Somos tres millones de autónomos, tres millones víctimas en primer lugar de un trágico equívoco semántico. Autónomo, autonomía, sobrentiende autosuficiencia, soberanía, emancipación, pero las evidencias de esta yincana de supervivencia en el trabajo por cuenta propia nos identifica bastante mejor en la categoría de los náufragos, los estilitas, los desamparados. No somos tanto autónomos como autómatas.
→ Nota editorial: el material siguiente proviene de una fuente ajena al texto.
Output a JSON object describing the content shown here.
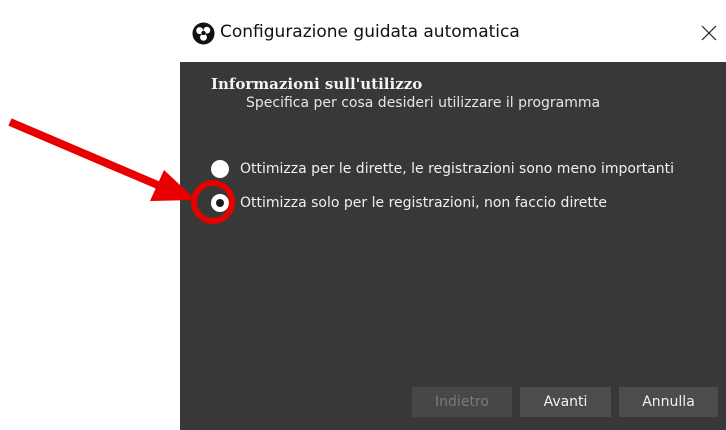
{
  "window": {
    "title": "Configurazione guidata automatica",
    "app_icon": "obs-logo-icon",
    "close_icon": "close-icon"
  },
  "section": {
    "title": "Informazioni sull'utilizzo",
    "subtitle": "Specifica per cosa desideri utilizzare il programma"
  },
  "options": [
    {
      "label": "Ottimizza per le dirette, le registrazioni sono meno importanti",
      "selected": false
    },
    {
      "label": "Ottimizza solo per le registrazioni, non faccio dirette",
      "selected": true
    }
  ],
  "buttons": {
    "back": "Indietro",
    "next": "Avanti",
    "cancel": "Annulla"
  },
  "colors": {
    "panel_bg": "#383838",
    "button_bg": "#4c4c4c",
    "annotation_red": "#e80000"
  },
  "annotations": {
    "arrow_icon": "red-arrow-icon",
    "highlight": "red-circle-highlight"
  }
}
Porque el autónomo en España no enferma. Ni se lo puede permitir. El autónomo en España no puede declararse en huelga porque la huelga se la declara a sí mismo. El autónomo en España es un burócrata rodeado de las propias facturas. Hasta el extremo de que su existencia no tiene estaciones, de la primavera al invierno, como ocurre con los congéneres, sino vínculos trimestrales -enero, abril, julio, octubre- con el monstruo de Hacienda.
Y Hacienda, el monstruo, nos ha convertido en abnegados recaudadores sin remuneración ni reconocimiento. Somos pasantes de IVA. Liquidamos al Estado un dinero que, de acuerdo, no es exactamente nuestro, pero que apoquinamos a título preventivo antes de haber cobrado incluso la factura. Y puede ocurrir -y suele- que la factura no la cobremos nunca.
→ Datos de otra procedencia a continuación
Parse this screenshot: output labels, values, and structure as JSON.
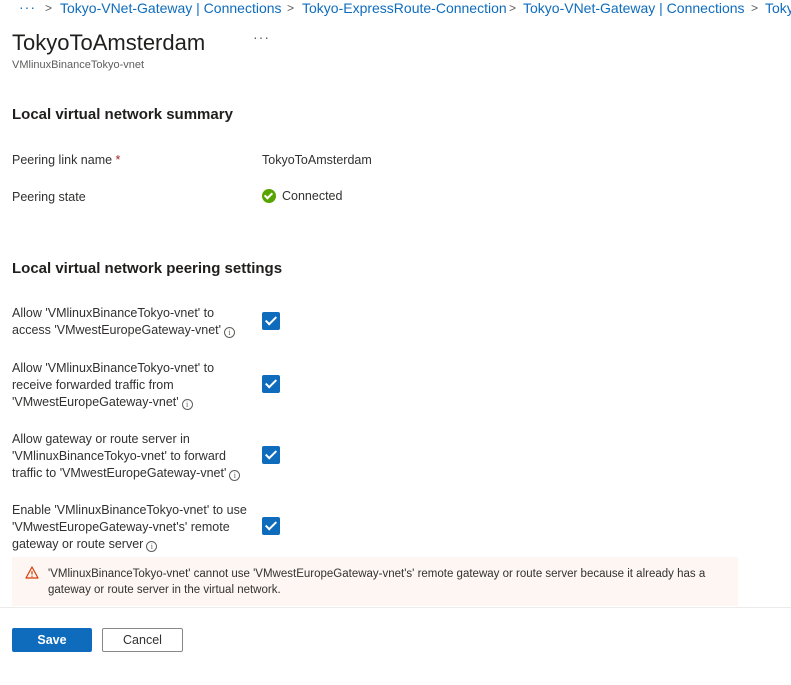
{
  "breadcrumb": {
    "ellipsis": "···",
    "items": [
      "Tokyo-VNet-Gateway | Connections",
      "Tokyo-ExpressRoute-Connection",
      "Tokyo-VNet-Gateway | Connections",
      "Tokyo"
    ]
  },
  "header": {
    "title": "TokyoToAmsterdam",
    "more": "···",
    "subtitle": "VMlinuxBinanceTokyo-vnet"
  },
  "summary": {
    "heading": "Local virtual network summary",
    "peering_link_label": "Peering link name",
    "required_mark": "*",
    "peering_link_value": "TokyoToAmsterdam",
    "peering_state_label": "Peering state",
    "peering_state_value": "Connected"
  },
  "settings": {
    "heading": "Local virtual network peering settings",
    "items": [
      {
        "label": "Allow 'VMlinuxBinanceTokyo-vnet' to access 'VMwestEuropeGateway-vnet'",
        "checked": true
      },
      {
        "label": "Allow 'VMlinuxBinanceTokyo-vnet' to receive forwarded traffic from 'VMwestEuropeGateway-vnet'",
        "checked": true
      },
      {
        "label": "Allow gateway or route server in 'VMlinuxBinanceTokyo-vnet' to forward traffic to 'VMwestEuropeGateway-vnet'",
        "checked": true
      },
      {
        "label": "Enable 'VMlinuxBinanceTokyo-vnet' to use 'VMwestEuropeGateway-vnet's' remote gateway or route server",
        "checked": true
      }
    ],
    "info_glyph": "i"
  },
  "warning": {
    "text": "'VMlinuxBinanceTokyo-vnet' cannot use 'VMwestEuropeGateway-vnet's' remote gateway or route server because it already has a gateway or route server in the virtual network."
  },
  "footer": {
    "save_label": "Save",
    "cancel_label": "Cancel"
  },
  "colors": {
    "accent": "#0f6cbd",
    "success": "#57a300",
    "warning_bg": "#fdf6f3",
    "warning_icon": "#d83b01"
  }
}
Hay autónomos que abonan más dinero por el alta en la seguridad social que el del dinero que facturan, así es que el escándalo recurrente que produce la recurrente economía sumergida debería tener en cuenta el hábitat tan nefasto que el Estado ha creado en estas última décadas.
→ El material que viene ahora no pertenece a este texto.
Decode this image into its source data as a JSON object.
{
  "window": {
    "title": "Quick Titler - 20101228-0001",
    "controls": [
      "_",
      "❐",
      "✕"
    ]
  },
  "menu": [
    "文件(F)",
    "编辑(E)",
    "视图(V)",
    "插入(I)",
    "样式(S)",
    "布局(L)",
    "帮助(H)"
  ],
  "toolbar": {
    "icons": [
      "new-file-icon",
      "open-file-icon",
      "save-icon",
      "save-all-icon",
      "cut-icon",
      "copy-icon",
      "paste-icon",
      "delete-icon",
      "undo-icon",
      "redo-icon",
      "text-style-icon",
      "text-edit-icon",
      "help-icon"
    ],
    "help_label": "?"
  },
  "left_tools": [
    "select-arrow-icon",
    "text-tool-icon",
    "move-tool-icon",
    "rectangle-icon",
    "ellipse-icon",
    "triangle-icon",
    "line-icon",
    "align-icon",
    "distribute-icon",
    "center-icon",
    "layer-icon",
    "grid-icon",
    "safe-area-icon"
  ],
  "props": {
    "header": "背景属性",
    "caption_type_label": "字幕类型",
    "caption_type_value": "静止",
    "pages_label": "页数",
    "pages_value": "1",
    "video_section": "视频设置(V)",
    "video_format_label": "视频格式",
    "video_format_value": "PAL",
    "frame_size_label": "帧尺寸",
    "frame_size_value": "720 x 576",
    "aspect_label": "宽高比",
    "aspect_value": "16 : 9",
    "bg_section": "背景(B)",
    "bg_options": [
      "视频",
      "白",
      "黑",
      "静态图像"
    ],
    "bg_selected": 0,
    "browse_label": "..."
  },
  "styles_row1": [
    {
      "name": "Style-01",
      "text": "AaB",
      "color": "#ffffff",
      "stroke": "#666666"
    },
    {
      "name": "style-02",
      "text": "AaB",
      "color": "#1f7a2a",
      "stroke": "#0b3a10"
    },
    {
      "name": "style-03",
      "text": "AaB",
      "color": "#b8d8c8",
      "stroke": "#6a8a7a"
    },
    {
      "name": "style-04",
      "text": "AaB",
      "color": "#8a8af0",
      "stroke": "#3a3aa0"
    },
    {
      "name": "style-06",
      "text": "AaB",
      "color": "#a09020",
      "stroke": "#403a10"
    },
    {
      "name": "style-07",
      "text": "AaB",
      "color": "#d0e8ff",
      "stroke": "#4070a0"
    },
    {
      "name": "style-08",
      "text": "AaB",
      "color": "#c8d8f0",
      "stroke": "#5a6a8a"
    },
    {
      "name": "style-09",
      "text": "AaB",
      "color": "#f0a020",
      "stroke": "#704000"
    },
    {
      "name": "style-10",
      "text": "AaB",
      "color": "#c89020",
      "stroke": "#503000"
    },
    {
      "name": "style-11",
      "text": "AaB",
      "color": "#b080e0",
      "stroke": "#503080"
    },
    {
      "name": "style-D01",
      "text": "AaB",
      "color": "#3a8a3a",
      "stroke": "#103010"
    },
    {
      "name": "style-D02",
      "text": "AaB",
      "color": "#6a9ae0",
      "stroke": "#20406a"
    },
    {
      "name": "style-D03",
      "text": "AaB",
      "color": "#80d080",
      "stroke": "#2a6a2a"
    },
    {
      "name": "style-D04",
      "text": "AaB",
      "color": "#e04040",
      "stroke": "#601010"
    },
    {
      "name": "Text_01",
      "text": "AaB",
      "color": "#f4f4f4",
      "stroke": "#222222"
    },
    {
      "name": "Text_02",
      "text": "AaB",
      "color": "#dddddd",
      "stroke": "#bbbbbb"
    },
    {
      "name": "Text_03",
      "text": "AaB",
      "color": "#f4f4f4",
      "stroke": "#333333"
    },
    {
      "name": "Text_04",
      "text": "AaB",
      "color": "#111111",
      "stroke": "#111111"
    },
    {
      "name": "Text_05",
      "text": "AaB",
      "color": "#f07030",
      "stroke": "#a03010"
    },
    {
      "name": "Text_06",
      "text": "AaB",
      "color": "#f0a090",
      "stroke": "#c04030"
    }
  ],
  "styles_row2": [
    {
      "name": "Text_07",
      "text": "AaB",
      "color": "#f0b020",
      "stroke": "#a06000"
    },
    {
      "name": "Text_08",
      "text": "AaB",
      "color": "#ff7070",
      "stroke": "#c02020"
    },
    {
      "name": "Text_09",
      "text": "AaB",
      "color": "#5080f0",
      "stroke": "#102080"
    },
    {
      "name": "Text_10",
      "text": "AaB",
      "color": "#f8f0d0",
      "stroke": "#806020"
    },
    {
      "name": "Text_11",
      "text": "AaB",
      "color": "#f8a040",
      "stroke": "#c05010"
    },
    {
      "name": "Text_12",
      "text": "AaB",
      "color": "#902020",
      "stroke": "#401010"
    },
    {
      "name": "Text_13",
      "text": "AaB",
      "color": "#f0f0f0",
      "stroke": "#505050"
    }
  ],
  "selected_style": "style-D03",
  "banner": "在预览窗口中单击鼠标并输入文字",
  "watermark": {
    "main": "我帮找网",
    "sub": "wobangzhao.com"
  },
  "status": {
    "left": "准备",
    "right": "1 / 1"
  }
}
Y que empieza a remediarse con la impostura de las sirenas porque se avecinan los pequeños y los grandes comicios, de forma que el autónomo reaparece en el interés político con su inocencia de cobaya electoral. Tres millones de votantes que podrían decidir la victoria de unas generales y que serán cortejados con almíbar y embustes. Seremos autónomos, vale, pero no necesariamente idiotas.